В «Аквариуме» и в «Эрмитаже» по вечерам культурно отдыхали москательщики и керосинщики с шумной Сухаревки, бакалейщики с Зацепы, охотнорядские мясники, столешниковские ювелиры, арбатские антиквары и дорогие портнихи французских мод. «Гоп ца-ца, волнует всем сердца... да, да, да...» — пели. Вышли на улицу культурные женщины в мехах, в бриллиантах. Слава тебе, господи, большевики взялись за ум!
Официально Николай Ильич занимался бакалейной торговлей. Имел патент, платил налоги, но было у него еще одно дело. Основное. Хотя кто знал о том основном? Никто, кроме него самого и Глафиры Федоровны.
Глафира Федоровна Крафт, бывшая полковничиха, бывшая столбовая дворянка, урожденная Собакина, жила в Сокольниках, он называл ее «ваше сиятельство». Она смеялась.
Каждое воскресенье Николай Ильич ездил в Сокольники с шоколадом, с цветами, летом — с портвейном и кахетинским, зимой — с коньяком и водочкой.

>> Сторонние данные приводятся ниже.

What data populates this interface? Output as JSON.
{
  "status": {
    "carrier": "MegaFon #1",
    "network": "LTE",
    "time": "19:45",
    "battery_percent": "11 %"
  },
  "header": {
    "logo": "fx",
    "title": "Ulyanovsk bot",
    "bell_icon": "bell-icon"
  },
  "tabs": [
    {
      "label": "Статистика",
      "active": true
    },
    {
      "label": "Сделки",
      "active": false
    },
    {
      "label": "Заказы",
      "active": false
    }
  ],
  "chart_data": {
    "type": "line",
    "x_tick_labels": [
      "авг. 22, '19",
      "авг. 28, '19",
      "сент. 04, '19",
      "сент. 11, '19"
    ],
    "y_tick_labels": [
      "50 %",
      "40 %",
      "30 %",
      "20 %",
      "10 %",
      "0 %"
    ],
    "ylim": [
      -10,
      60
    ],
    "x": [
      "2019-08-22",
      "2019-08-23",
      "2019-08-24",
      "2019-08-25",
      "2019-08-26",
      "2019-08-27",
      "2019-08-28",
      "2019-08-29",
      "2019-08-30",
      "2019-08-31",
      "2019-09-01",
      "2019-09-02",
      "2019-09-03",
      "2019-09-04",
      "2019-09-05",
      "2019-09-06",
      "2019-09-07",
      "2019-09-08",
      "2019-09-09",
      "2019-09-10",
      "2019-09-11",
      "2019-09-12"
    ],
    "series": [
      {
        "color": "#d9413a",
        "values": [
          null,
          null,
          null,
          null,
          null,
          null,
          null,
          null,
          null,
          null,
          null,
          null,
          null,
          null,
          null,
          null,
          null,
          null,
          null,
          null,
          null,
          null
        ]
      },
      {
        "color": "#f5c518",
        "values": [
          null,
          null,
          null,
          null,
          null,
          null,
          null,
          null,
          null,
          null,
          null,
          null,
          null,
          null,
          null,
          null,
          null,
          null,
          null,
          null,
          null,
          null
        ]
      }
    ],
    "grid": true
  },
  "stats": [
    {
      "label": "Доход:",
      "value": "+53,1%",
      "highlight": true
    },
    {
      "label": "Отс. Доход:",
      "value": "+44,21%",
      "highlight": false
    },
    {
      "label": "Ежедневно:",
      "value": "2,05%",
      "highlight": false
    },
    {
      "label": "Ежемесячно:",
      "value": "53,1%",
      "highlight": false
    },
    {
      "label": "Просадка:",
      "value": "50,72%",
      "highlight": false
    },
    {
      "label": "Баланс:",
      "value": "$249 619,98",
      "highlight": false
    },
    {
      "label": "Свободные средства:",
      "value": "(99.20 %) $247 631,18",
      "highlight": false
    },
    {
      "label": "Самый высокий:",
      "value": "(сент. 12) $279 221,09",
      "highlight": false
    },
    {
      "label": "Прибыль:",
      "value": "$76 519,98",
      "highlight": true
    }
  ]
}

Глафире Федоровне исполнилось тридцать пять. Она была еще очень свежа, коротко стригла волосы, ярко красила губы, курила длинные папиросы «Сафо» для дам и, когда прогуливалась в котиковом манто под руку с Николаем Ильичем по дорожкам «Эрмитажа» или по Петровке вниз до Рахмановского, на нее заглядывались сто́ющие мужчины.
Глафира Федоровна в синем шелковом халате сидела на диване в гостиной и улыбалась.
— Глаша, — сказал Алабин, — наш грек не мычит, не телится. Он просто исчез. И те пятнадцать тысяч тоже исчезли.
— Припугни его, — посоветовала она. — Ты много о нем знаешь. Зачем ему надо, чтоб все это стало известно фининспектору Миронову?
— Темнит он. Надо его культурно попросить.
— Попроси.
Ювелир Константин Папаянаки как-то предложил Алабину совершенно неожиданно и весьма по сходной цене кой-какие золотые вещички. Взял задаток пятнадцать тысяч и растворился в неизвестности.
В его мастерской в Столешникове на дверях висел замок, а дома мадам Папаянаки, перепуганная бледная брюнетка с тяжелым пористым носом, отказывалась понимать, что происходит. «Месье Алабин, уверяю вас, я персонально ничего не знаю. Месье Алабин...»
Глафира Федоровна полагала, что Папаянаки, коварный грек, выжидает. Судя по всему, меняется политика, большевики должны пойти на уступки частному сектору, деловые люди желают иметь надежные ценности, стоимость которых непрерывно растет. Камни поднялись в цене вдвое, золото тоже. Грек боится продешевить.